Annick Blavier
Par Caroline Lamarche, écrivain
Exposition Annick Blavier, Noëlle Koning, Robert Kot, 2006
« Jamais personne ne nous interroge sur le langage : cette phrase qui accompagne l'un des jets d'encre d'Annick Blavier résonne comme un écho, énigmatique et fraternel, de ses propres interrogations. Énigmatique, car le fragment — de phrase, d'image — est la pierre de touche de son travail.

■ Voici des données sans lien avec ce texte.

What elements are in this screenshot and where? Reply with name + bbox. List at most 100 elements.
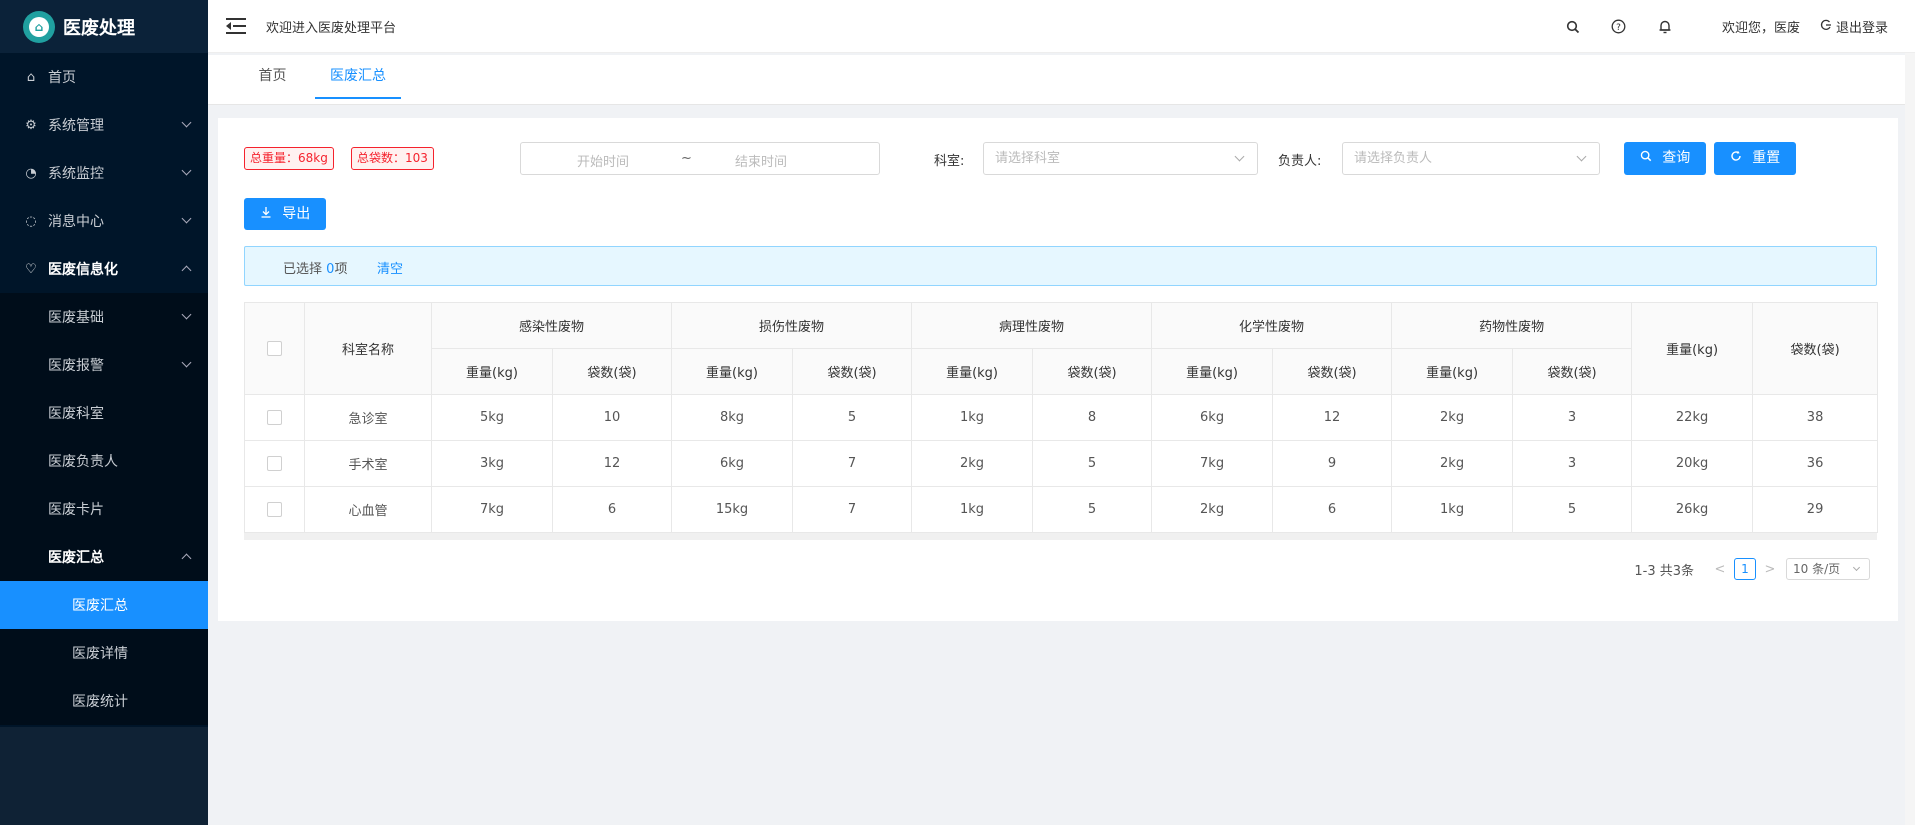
chevron-down-icon — [181, 357, 192, 368]
sidebar-item-system-monitor[interactable]: ◔ 系统监控 — [0, 149, 208, 197]
row-checkbox[interactable] — [267, 410, 282, 425]
table-cell: 8kg — [671, 394, 794, 441]
sidebar-item-label: 医废信息化 — [48, 262, 118, 278]
reset-button[interactable]: 重置 — [1714, 142, 1796, 175]
sidebar-item-waste-stats[interactable]: 医废统计 — [0, 677, 208, 725]
column-group-header: 药物性废物 — [1391, 302, 1633, 349]
end-date-input[interactable]: 结束时间 — [735, 151, 787, 170]
table-cell: 1kg — [1391, 486, 1514, 533]
clear-selection-link[interactable]: 清空 — [377, 258, 403, 277]
date-range-picker[interactable]: 开始时间 ~ 结束时间 — [520, 142, 880, 175]
bell-icon[interactable] — [1642, 19, 1688, 34]
logo[interactable]: ⌂ 医废处理 — [0, 0, 208, 53]
start-date-input[interactable]: 开始时间 — [577, 151, 629, 170]
select-all-cell — [244, 302, 305, 395]
sidebar-item-waste-summary[interactable]: 医废汇总 — [0, 581, 208, 629]
table-cell: 9 — [1272, 440, 1393, 487]
header-actions: ? 欢迎您，医废 退出登录 — [1550, 0, 1915, 53]
table-cell: 8 — [1032, 394, 1153, 441]
tab-home[interactable]: 首页 — [250, 55, 295, 98]
dashboard-icon: ◔ — [25, 165, 37, 181]
sidebar-item-waste-basic[interactable]: 医废基础 — [0, 293, 208, 341]
column-header: 袋数(袋) — [792, 348, 913, 395]
home-icon: ⌂ — [26, 69, 36, 85]
chevron-up-icon — [181, 553, 192, 564]
row-select-cell — [244, 486, 305, 533]
table-cell: 26kg — [1631, 486, 1754, 533]
owner-select-placeholder: 请选择负责人 — [1354, 151, 1433, 166]
platform-welcome-text: 欢迎进入医废处理平台 — [266, 20, 397, 36]
selection-alert: 已选择 0项 清空 — [244, 246, 1877, 286]
row-select-cell — [244, 440, 305, 487]
table-cell: 7 — [792, 440, 913, 487]
chevron-down-icon — [1576, 151, 1587, 162]
tab-waste-summary[interactable]: 医废汇总 — [315, 55, 401, 99]
total-weight-badge: 总重量：68kg — [244, 147, 334, 170]
row-checkbox[interactable] — [267, 456, 282, 471]
table-cell: 7 — [792, 486, 913, 533]
table-cell: 5 — [792, 394, 913, 441]
sidebar-item-message-center[interactable]: ◌ 消息中心 — [0, 197, 208, 245]
sidebar-submenu: 医废基础 医废报警 医废科室 医废负责人 医废卡片 医废汇总 医废汇总 医废详情… — [0, 293, 208, 725]
dept-select[interactable]: 请选择科室 — [983, 142, 1258, 175]
column-group-header: 化学性废物 — [1151, 302, 1393, 349]
select-all-checkbox[interactable] — [267, 341, 282, 356]
table-cell: 22kg — [1631, 394, 1754, 441]
column-header: 袋数(袋) — [1032, 348, 1153, 395]
sidebar-item-waste-owner[interactable]: 医废负责人 — [0, 437, 208, 485]
table-row[interactable]: 手术室 3kg 12 6kg 7 2kg 5 7kg 9 2kg 3 20kg … — [244, 440, 1879, 487]
column-header: 袋数(袋) — [1752, 302, 1879, 395]
dept-select-placeholder: 请选择科室 — [995, 151, 1061, 166]
sidebar-item-waste-detail[interactable]: 医废详情 — [0, 629, 208, 677]
column-header: 袋数(袋) — [1272, 348, 1393, 395]
reset-button-label: 重置 — [1752, 150, 1781, 166]
table-cell: 5 — [1032, 486, 1153, 533]
query-button[interactable]: 查询 — [1624, 142, 1706, 175]
page-size-select[interactable]: 10 条/页 — [1786, 558, 1870, 580]
page-size-value: 10 条/页 — [1793, 562, 1841, 576]
table-row[interactable]: 心血管 7kg 6 15kg 7 1kg 5 2kg 6 1kg 5 26kg … — [244, 486, 1879, 533]
dept-filter-label: 科室: — [934, 154, 965, 169]
table-cell: 2kg — [1151, 486, 1274, 533]
pagination: 1-3 共3条 < 1 > 10 条/页 — [1634, 558, 1877, 580]
app-title: 医废处理 — [63, 17, 135, 39]
menu-fold-icon[interactable] — [226, 18, 246, 34]
sidebar-item-waste-alarm[interactable]: 医废报警 — [0, 341, 208, 389]
table-cell: 7kg — [431, 486, 553, 533]
owner-select[interactable]: 请选择负责人 — [1342, 142, 1600, 175]
sidebar-item-home[interactable]: ⌂ 首页 — [0, 53, 208, 101]
reload-icon — [1730, 150, 1746, 166]
summary-table: 科室名称 感染性废物 损伤性废物 病理性废物 化学性废物 药物性废物 重量(kg… — [244, 302, 1879, 533]
column-header: 科室名称 — [304, 302, 432, 395]
page-vertical-scrollbar[interactable] — [1905, 53, 1915, 825]
user-greeting[interactable]: 欢迎您，医废 — [1722, 17, 1800, 36]
logout-button[interactable]: 退出登录 — [1820, 17, 1888, 36]
export-button[interactable]: 导出 — [244, 198, 326, 230]
sidebar-item-label: 首页 — [48, 70, 76, 86]
column-header: 重量(kg) — [1631, 302, 1754, 395]
table-row[interactable]: 急诊室 5kg 10 8kg 5 1kg 8 6kg 12 2kg 3 22kg… — [244, 394, 1879, 441]
column-group-header: 感染性废物 — [430, 302, 673, 349]
sidebar-item-waste-summary-group[interactable]: 医废汇总 — [0, 533, 208, 581]
sidebar-item-label: 医废基础 — [48, 310, 104, 326]
page-number-current[interactable]: 1 — [1734, 558, 1756, 580]
table-cell: 急诊室 — [304, 394, 432, 441]
sidebar-item-waste-dept[interactable]: 医废科室 — [0, 389, 208, 437]
help-icon[interactable]: ? — [1596, 19, 1642, 34]
row-checkbox[interactable] — [267, 502, 282, 517]
message-icon: ◌ — [25, 213, 37, 229]
sidebar: ⌂ 医废处理 ⌂ 首页 ⚙ 系统管理 ◔ 系统监控 ◌ 消息中心 ♡ 医废信息化 — [0, 0, 208, 825]
sidebar-item-system-management[interactable]: ⚙ 系统管理 — [0, 101, 208, 149]
chevron-down-icon — [1234, 151, 1245, 162]
table-horizontal-scrollbar[interactable] — [244, 533, 1877, 540]
sidebar-item-medical-waste-info[interactable]: ♡ 医废信息化 — [0, 245, 208, 293]
sidebar-item-label: 医废卡片 — [48, 502, 104, 518]
sidebar-item-label: 医废详情 — [72, 646, 128, 662]
prev-page-icon[interactable]: < — [1714, 562, 1726, 577]
table-cell: 5 — [1032, 440, 1153, 487]
top-header: 欢迎进入医废处理平台 ? 欢迎您，医废 退出登录 — [208, 0, 1915, 53]
next-page-icon[interactable]: > — [1764, 562, 1776, 577]
search-icon[interactable] — [1550, 20, 1596, 34]
column-header: 重量(kg) — [431, 348, 553, 395]
sidebar-item-waste-card[interactable]: 医废卡片 — [0, 485, 208, 533]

Fraternel, car Annick Blavier pratique la transversalité, l'effet miroir, le passage de frontières.
« Sa place, elle la recrée en permanence au cœur d'un dialogue où se croisent des philosophes — Derrida, Barthes, Deleuze —, des écrivains et des cinéastes — Kafka, Murakami, Godard —, des gens, enfin, moi, vous, nous, elle, par l'irruption de la petite histoire (de notre histoire à nous, passants, témoins, spectateurs), dans l'Histoire, au fil d'images découpées dans de vieilles revues d'actualité.

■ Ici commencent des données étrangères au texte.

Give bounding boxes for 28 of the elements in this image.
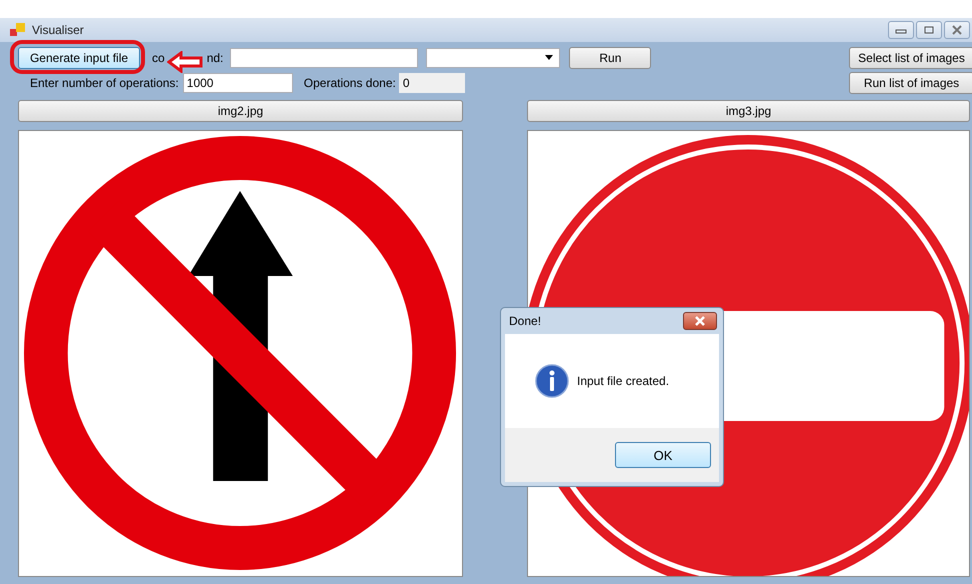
close-icon xyxy=(694,316,706,326)
arrow-icon xyxy=(167,51,203,73)
ok-button[interactable]: OK xyxy=(615,442,711,468)
operations-field[interactable]: 1000 xyxy=(182,73,293,93)
image-name-button[interactable]: img2.jpg xyxy=(18,100,463,122)
command-label: nd: xyxy=(206,50,224,64)
close-button[interactable] xyxy=(683,312,717,330)
dialog-title: Done! xyxy=(509,314,542,328)
window-title: Visualiser xyxy=(32,23,84,37)
app-icon xyxy=(10,23,26,37)
operations-label: Enter number of operations: xyxy=(30,76,179,90)
maximize-button[interactable] xyxy=(916,21,942,39)
minimize-button[interactable] xyxy=(888,21,914,39)
dialog-message: Input file created. xyxy=(577,374,670,388)
select-list-button[interactable]: Select list of images xyxy=(849,46,972,68)
image-name-button[interactable]: img3.jpg xyxy=(527,100,970,122)
operations-done-field[interactable]: 0 xyxy=(398,73,465,93)
caret-icon xyxy=(545,55,554,60)
command-label: co xyxy=(152,50,165,64)
run-list-button[interactable]: Run list of images xyxy=(849,72,972,94)
run-button[interactable]: Run xyxy=(569,46,652,68)
close-button[interactable] xyxy=(944,21,970,39)
operations-done-label: Operations done: xyxy=(304,76,396,90)
maximize-icon xyxy=(923,25,935,35)
command-field[interactable] xyxy=(230,48,418,68)
generate-input-file-button[interactable]: Generate input file xyxy=(18,46,140,68)
info-icon xyxy=(535,364,569,398)
close-icon xyxy=(951,25,963,35)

« Découpées ? Arrachées, plutôt. Subtilisées, détournées, dans un geste qui n'a rien de fortuit : la déchirure. Emprunt sauvage et inspiré, travail de mémoire, acte politique, kaléidoscope du siècle, la déchirure, nous dit Annick Blavier, brise la composition harmonieuse du cadre original. Elle instaure aussi un rapport conflictuel avec la mémoire médiatisée, et peut-être une certaine résistance face à elle, sûrement pas une nostalgie.

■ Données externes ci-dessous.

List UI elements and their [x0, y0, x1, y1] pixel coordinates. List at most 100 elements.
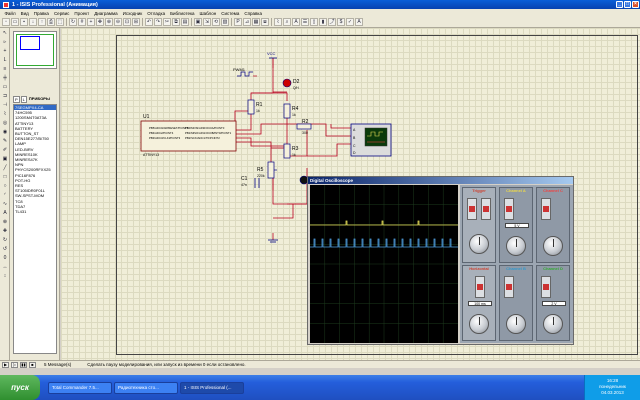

« Résistance. Le mot est lâché. Cette œuvre patiente, qui marie l'accident et la décision, est une brèche ouverte dans notre monde du pré-cadré, du pré-mâché, du prêt à consommer, à jeter. Elle se constitue au fil de détails qui ont interpellé l'artiste pour des raisons sociales, personnelles et plastiques. Journaux récupérés, photos trouvées, fragments qui, par leur apparition rayonnante, érigent le banal en icône et nous font prendre, par là, conscience de notre propre langage, de la manière unique dont chacun de nous découpe l'espace, le temps et l'afflux d'images qui, à chaque instant, s'offre à notre regard.
« Exigence intime, instinct de survie qu'Annick Blavier réveille, revitalise, par nécessité autant que par jeu. Un jeu exigeant et raffiné, qui a ses propres règles : déplacer les frontières entre photographie, collage, image imprimée et texte, et tenter d'établir entre ces éléments hétérogènes des rapports inédits. Elle nous propose ici des diptyques, des triptyques et des séries dont l'équilibre complexe lance une question, un début de récit : noyau vibrant d'énergie, offert à notre liberté de poursuivre. »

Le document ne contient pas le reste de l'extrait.